Йорк медленно поехал вперед, пытаясь различить среди уже близких огоньков окна Брайермейнса. Стилброская пустошь осталась позади, по сторонам дороги теперь шли ряды насаждений, сбегавших
с холмов. Внизу была густонаселенная долина; они уже почти добрались до дома.Пустошь кончилась, поэтому мистер Йорк без всякого удивления заметил за стеной чью-то шляпу и услышал голос. Однако слова, которые произнес незнакомец, могли бы удивить хоть кого.
— Когда злодей погибнет, раздастся вопль, — проговорил он. — Когда вихрь промчится, грешника не станет. — И глухо добавил: — Да примут его адские воды, да предстанет перед ним сам сатана. Пусть умрет в неведении!
Яркая вспышкам и сухой треск разорвали тишину ночи. Еще не успев обернуться, Йорк понял, что четверо осужденных в Бирмингеме отомщены.
ГЛАВА XXXI
Дядюшка и племянница
Жребий был брошен. Это понял сэр Филипп Наннли, это знала Шерли, это узнал мистер Симпсон. Дело решилось в тот вечер, когда все обитатели Филдхеда были приглашены к обеду в Наннли.
Несколько обстоятельств побудили баронета сделать решительный шаг. Он заметил, что мисс Килдар в тот вечер была задумчива и грустна. Эти новые черты в ее поведении польстили его слабой или, если угодно, поэтической натуре; в голове его сам собой начал складываться новый сонет, но пока он над ним размышлял, сестра сэра Филиппа упросила даму его сердца сесть за фортепьяно и пропеть балладу его собственного сочинения. Шерли выбрала самую простую и самую искреннюю, — несомненно, лучшую из всех его многочисленных баллад.
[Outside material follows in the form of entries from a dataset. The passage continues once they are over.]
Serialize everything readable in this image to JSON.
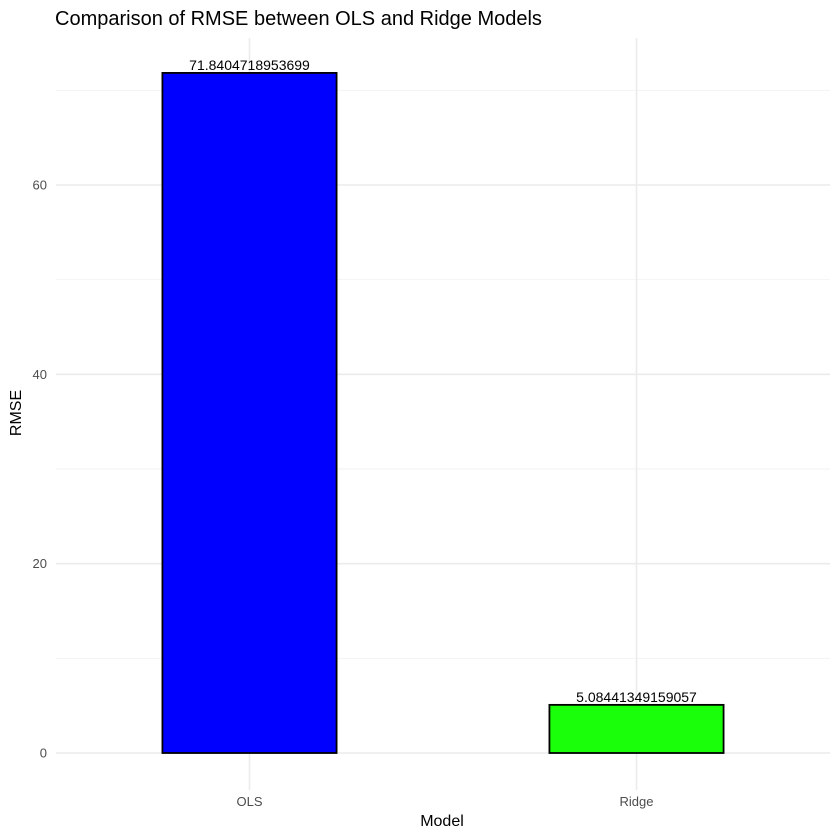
{
  "chart_data": {
    "type": "bar",
    "title": "Comparison of RMSE between OLS and Ridge Models",
    "xlabel": "Model",
    "ylabel": "RMSE",
    "categories": [
      "OLS",
      "Ridge"
    ],
    "values": [
      71.8404718953699,
      5.08441349159057
    ],
    "data_labels": [
      "71.8404718953699",
      "5.08441349159057"
    ],
    "bar_colors": [
      "#0000ff",
      "#1aff0a"
    ],
    "bar_outline": "#000000",
    "ylim": [
      0,
      75.5
    ],
    "y_ticks": [
      0,
      20,
      40,
      60
    ],
    "grid": true,
    "legend": "none"
  }
}
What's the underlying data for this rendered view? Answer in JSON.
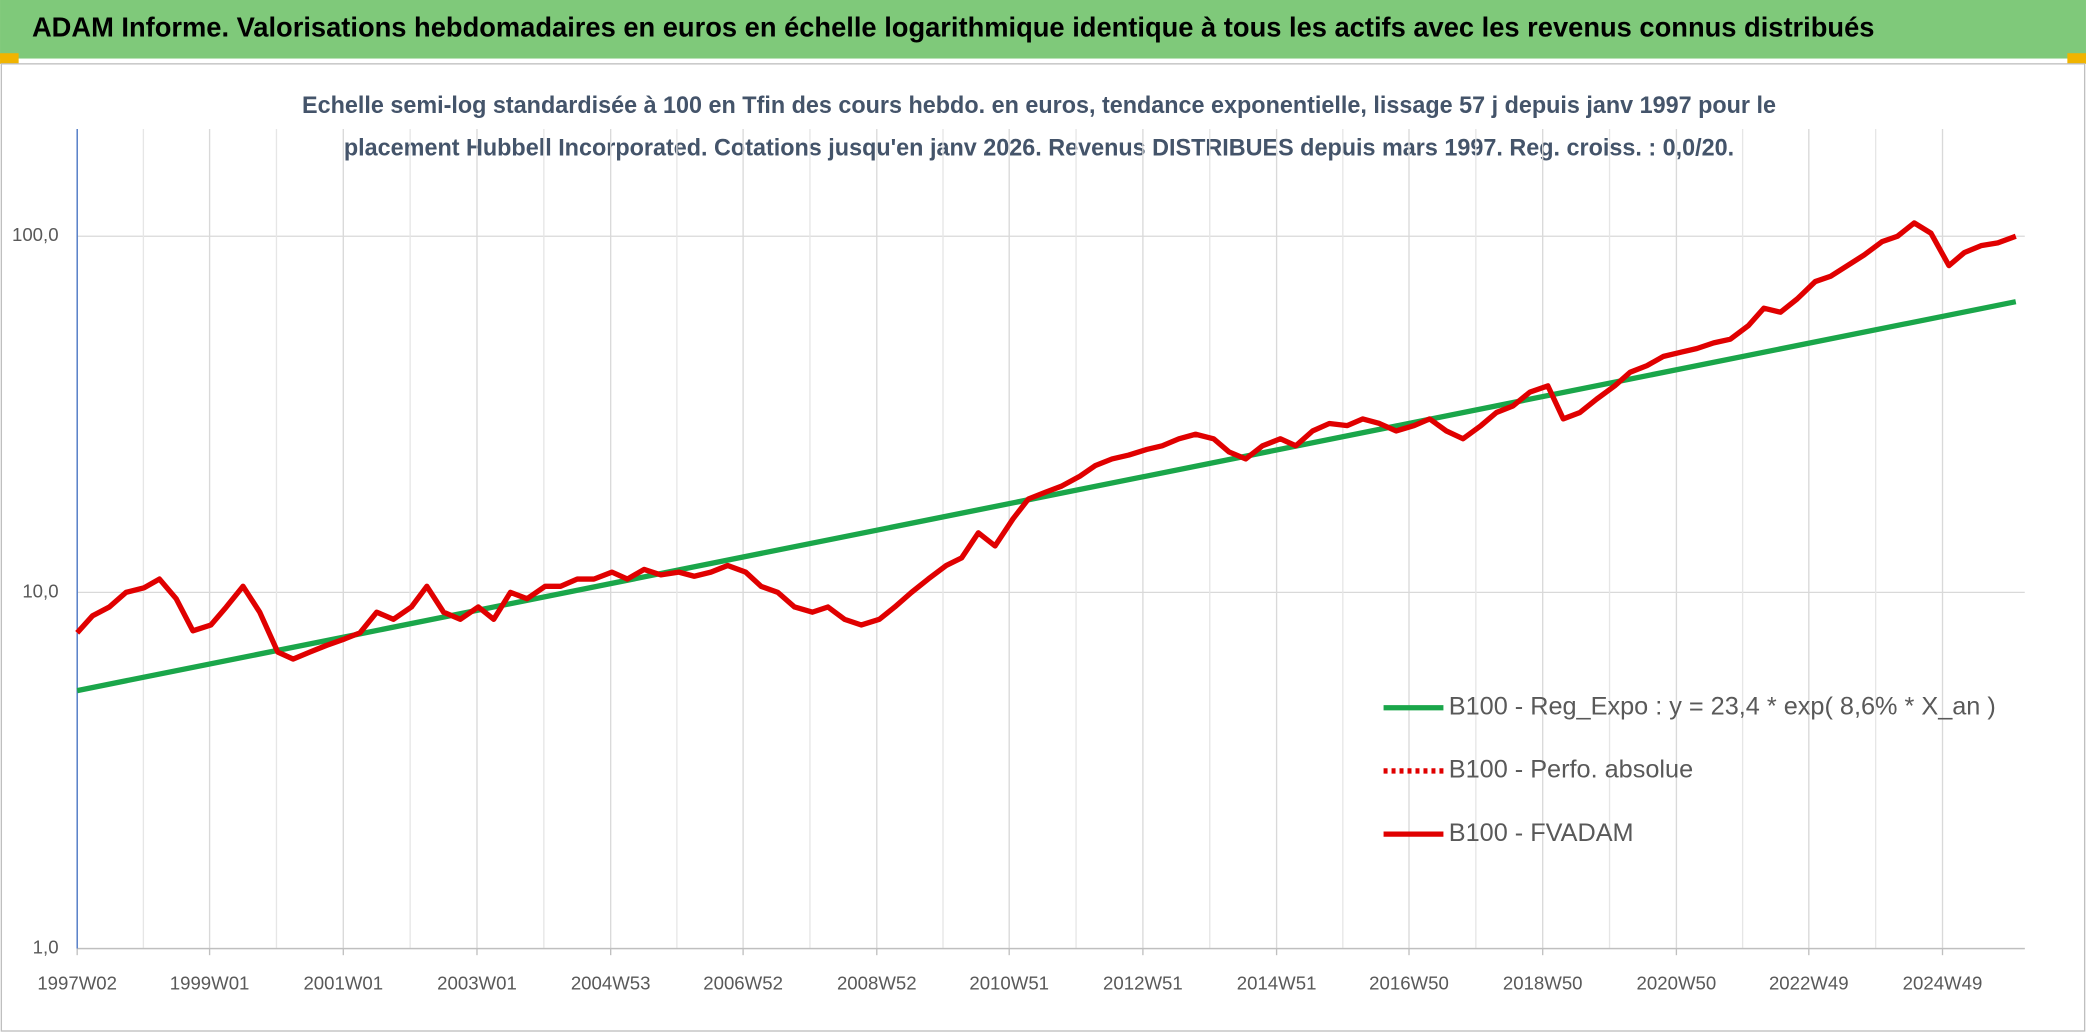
{
  "chart_data": {
    "type": "line",
    "title": "ADAM Informe. Valorisations hebdomadaires en euros en échelle logarithmique identique à tous les actifs avec les revenus connus distribués",
    "subtitle": [
      "Echelle semi-log standardisée à 100 en Tfin des cours hebdo. en euros, tendance exponentielle, lissage 57 j depuis janv 1997 pour le",
      "placement Hubbell Incorporated. Cotations jusqu'en janv 2026. Revenus DISTRIBUES depuis mars 1997. Reg. croiss. : 0,0/20."
    ],
    "log_scale": true,
    "grid": true,
    "ylim": [
      1,
      200
    ],
    "yticks": [
      {
        "value": 1,
        "label": "1,0"
      },
      {
        "value": 10,
        "label": "10,0"
      },
      {
        "value": 100,
        "label": "100,0"
      }
    ],
    "xlim": [
      "1997W02",
      "2026W09"
    ],
    "xticks": [
      "1997W02",
      "1999W01",
      "2001W01",
      "2003W01",
      "2004W53",
      "2006W52",
      "2008W52",
      "2010W51",
      "2012W51",
      "2014W51",
      "2016W50",
      "2018W50",
      "2020W50",
      "2022W49",
      "2024W49"
    ],
    "series": [
      {
        "name": "B100 - Reg_Expo : y = 23,4 * exp( 8,6% *  X_an )",
        "color": "#1aa64a",
        "style": "solid",
        "x": [
          "1997W02",
          "2026W02"
        ],
        "values": [
          5.3,
          65.5
        ]
      },
      {
        "name": "B100 - Perfo. absolue",
        "color": "#e00000",
        "style": "dotted"
      },
      {
        "name": "B100 - FVADAM",
        "color": "#e00000",
        "style": "solid",
        "x": [
          "1997W02",
          "1997W14",
          "1997W27",
          "1997W40",
          "1998W02",
          "1998W14",
          "1998W27",
          "1998W40",
          "1999W02",
          "1999W14",
          "1999W27",
          "1999W40",
          "2000W02",
          "2000W14",
          "2000W27",
          "2000W40",
          "2001W02",
          "2001W14",
          "2001W27",
          "2001W40",
          "2002W02",
          "2002W14",
          "2002W27",
          "2002W40",
          "2003W02",
          "2003W14",
          "2003W27",
          "2003W40",
          "2004W02",
          "2004W14",
          "2004W27",
          "2004W40",
          "2005W02",
          "2005W14",
          "2005W27",
          "2005W40",
          "2006W02",
          "2006W14",
          "2006W27",
          "2006W40",
          "2007W02",
          "2007W14",
          "2007W27",
          "2007W40",
          "2008W02",
          "2008W14",
          "2008W27",
          "2008W40",
          "2009W02",
          "2009W14",
          "2009W27",
          "2009W40",
          "2010W02",
          "2010W14",
          "2010W27",
          "2010W40",
          "2011W02",
          "2011W14",
          "2011W27",
          "2011W40",
          "2012W02",
          "2012W14",
          "2012W27",
          "2012W40",
          "2013W02",
          "2013W14",
          "2013W27",
          "2013W40",
          "2014W02",
          "2014W14",
          "2014W27",
          "2014W40",
          "2015W02",
          "2015W14",
          "2015W27",
          "2015W40",
          "2016W02",
          "2016W14",
          "2016W27",
          "2016W40",
          "2017W02",
          "2017W14",
          "2017W27",
          "2017W40",
          "2018W02",
          "2018W14",
          "2018W27",
          "2018W40",
          "2019W02",
          "2019W14",
          "2019W27",
          "2019W40",
          "2020W02",
          "2020W14",
          "2020W27",
          "2020W40",
          "2021W02",
          "2021W14",
          "2021W27",
          "2021W40",
          "2022W02",
          "2022W14",
          "2022W27",
          "2022W40",
          "2023W02",
          "2023W14",
          "2023W27",
          "2023W40",
          "2024W02",
          "2024W14",
          "2024W27",
          "2024W40",
          "2025W02",
          "2025W14",
          "2025W27",
          "2025W40",
          "2026W02"
        ],
        "values": [
          7.7,
          8.6,
          9.1,
          10.0,
          10.3,
          10.9,
          9.6,
          7.8,
          8.1,
          9.1,
          10.4,
          8.8,
          6.8,
          6.5,
          6.8,
          7.1,
          7.4,
          7.7,
          8.8,
          8.4,
          9.1,
          10.4,
          8.8,
          8.4,
          9.1,
          8.4,
          10.0,
          9.6,
          10.4,
          10.4,
          10.9,
          10.9,
          11.4,
          10.9,
          11.6,
          11.2,
          11.4,
          11.1,
          11.4,
          11.9,
          11.4,
          10.4,
          10.0,
          9.1,
          8.8,
          9.1,
          8.4,
          8.1,
          8.4,
          9.1,
          10.0,
          10.9,
          11.9,
          12.5,
          14.7,
          13.5,
          16.1,
          18.3,
          19.1,
          19.9,
          21.2,
          22.7,
          23.7,
          24.3,
          25.2,
          25.8,
          27.0,
          27.8,
          27.0,
          24.8,
          23.7,
          25.8,
          27.0,
          25.8,
          28.4,
          29.8,
          29.4,
          30.7,
          29.8,
          28.4,
          29.4,
          30.7,
          28.4,
          27.0,
          29.4,
          32.0,
          33.4,
          36.5,
          38.0,
          30.7,
          32.0,
          34.9,
          38.0,
          41.5,
          43.3,
          46.0,
          47.3,
          48.4,
          50.2,
          51.4,
          56.1,
          62.8,
          61.2,
          66.7,
          74.6,
          77.2,
          82.7,
          88.6,
          96.6,
          100,
          109,
          102,
          82.7,
          90,
          94.1,
          95.8,
          100
        ]
      }
    ]
  }
}
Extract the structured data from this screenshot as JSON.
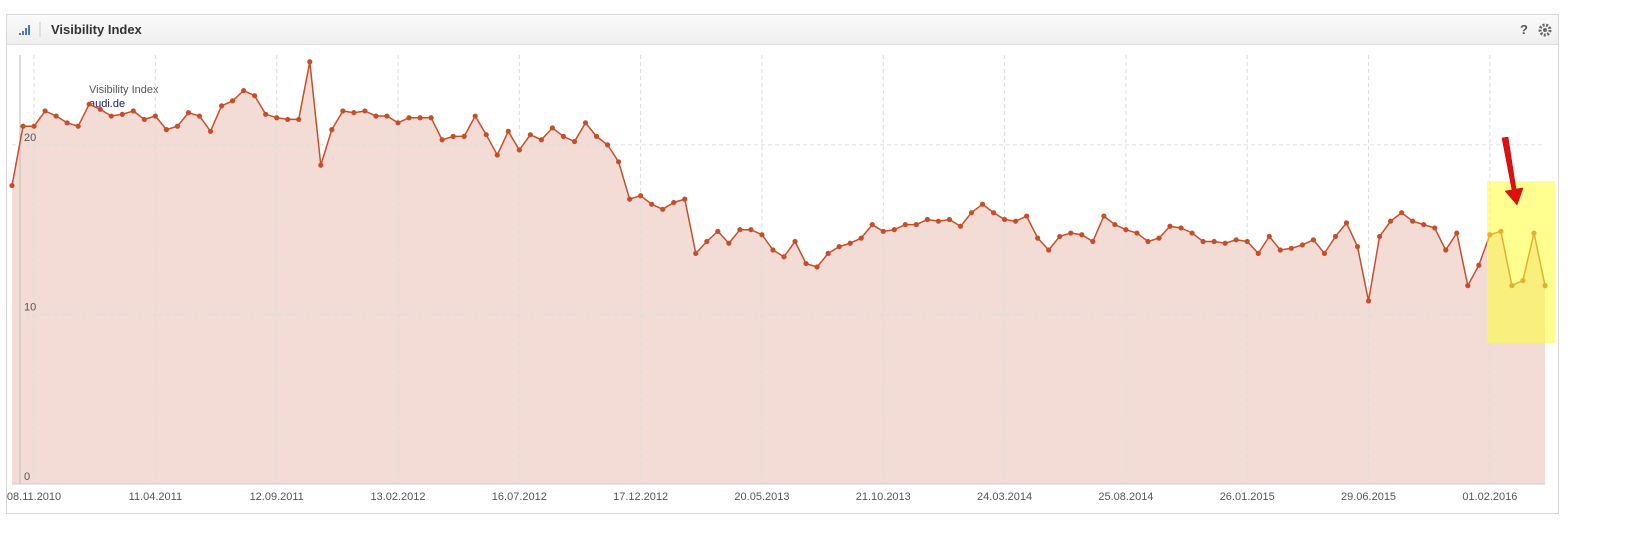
{
  "chart_data": {
    "type": "area",
    "title": "Visibility Index",
    "legend_title": "Visibility Index",
    "help": "?",
    "categories": [
      null,
      null,
      "08.11.2010",
      null,
      null,
      null,
      null,
      null,
      null,
      null,
      null,
      null,
      null,
      "11.04.2011",
      null,
      null,
      null,
      null,
      null,
      null,
      null,
      null,
      null,
      null,
      "12.09.2011",
      null,
      null,
      null,
      null,
      null,
      null,
      null,
      null,
      null,
      null,
      "13.02.2012",
      null,
      null,
      null,
      null,
      null,
      null,
      null,
      null,
      null,
      null,
      "16.07.2012",
      null,
      null,
      null,
      null,
      null,
      null,
      null,
      null,
      null,
      null,
      "17.12.2012",
      null,
      null,
      null,
      null,
      null,
      null,
      null,
      null,
      null,
      null,
      "20.05.2013",
      null,
      null,
      null,
      null,
      null,
      null,
      null,
      null,
      null,
      null,
      "21.10.2013",
      null,
      null,
      null,
      null,
      null,
      null,
      null,
      null,
      null,
      null,
      "24.03.2014",
      null,
      null,
      null,
      null,
      null,
      null,
      null,
      null,
      null,
      null,
      "25.08.2014",
      null,
      null,
      null,
      null,
      null,
      null,
      null,
      null,
      null,
      null,
      "26.01.2015",
      null,
      null,
      null,
      null,
      null,
      null,
      null,
      null,
      null,
      null,
      "29.06.2015",
      null,
      null,
      null,
      null,
      null,
      null,
      null,
      null,
      null,
      null,
      "01.02.2016",
      null,
      null,
      null,
      null,
      null
    ],
    "series": [
      {
        "name": "audi.de",
        "color": "#c4502b",
        "fill": "#f2dcd5",
        "values": [
          17.6,
          21.1,
          21.1,
          22.0,
          21.7,
          21.3,
          21.1,
          22.4,
          22.1,
          21.7,
          21.8,
          22.0,
          21.5,
          21.7,
          20.9,
          21.1,
          21.9,
          21.7,
          20.8,
          22.3,
          22.6,
          23.2,
          22.9,
          21.8,
          21.6,
          21.5,
          21.5,
          24.9,
          18.8,
          20.9,
          22.0,
          21.9,
          22.0,
          21.7,
          21.7,
          21.3,
          21.6,
          21.6,
          21.6,
          20.3,
          20.5,
          20.5,
          21.7,
          20.6,
          19.4,
          20.8,
          19.7,
          20.6,
          20.3,
          21.0,
          20.5,
          20.2,
          21.3,
          20.5,
          20.0,
          19.0,
          16.8,
          17.0,
          16.5,
          16.2,
          16.6,
          16.8,
          13.6,
          14.3,
          14.9,
          14.2,
          15.0,
          15.0,
          14.7,
          13.8,
          13.4,
          14.3,
          13.0,
          12.8,
          13.6,
          14.0,
          14.2,
          14.5,
          15.3,
          14.9,
          15.0,
          15.3,
          15.3,
          15.6,
          15.5,
          15.6,
          15.2,
          16.0,
          16.5,
          16.0,
          15.6,
          15.5,
          15.8,
          14.5,
          13.8,
          14.6,
          14.8,
          14.7,
          14.3,
          15.8,
          15.3,
          15.0,
          14.8,
          14.3,
          14.5,
          15.2,
          15.1,
          14.8,
          14.3,
          14.3,
          14.2,
          14.4,
          14.3,
          13.6,
          14.6,
          13.8,
          13.9,
          14.1,
          14.4,
          13.6,
          14.6,
          15.4,
          14.0,
          10.8,
          14.6,
          15.5,
          16.0,
          15.5,
          15.3,
          15.1,
          13.8,
          14.8,
          11.7,
          12.9,
          14.7,
          14.9,
          11.7,
          12.0,
          14.8,
          11.7
        ]
      }
    ],
    "ylim": [
      0,
      25.3
    ],
    "yticks": [
      0,
      10,
      20
    ],
    "grid": true
  }
}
Случилось так, что всего за минуту до этого, может быть, как раз в тот момент, когда «professeur Louis» смотрел из окошка дубовой гостиной, Шерли тоже взглянула в окно. Она увидела бурную лунную ночь, увидела, как сражаются с ветром одинокие старые деревья в парке — развесистые, кряжистые дубы и смело устремленные ввысь могучие буки. До ее слуха доносился отдаленный шум леса, перед ее глазами мчались облака, луна то ярко сияла, то скрывалась за ними, и все эти видения и звуки так на нее подействовали, что она отошла от окна взволнованная и растроганная, чтобы не сказать потрясенная и вдохновленная.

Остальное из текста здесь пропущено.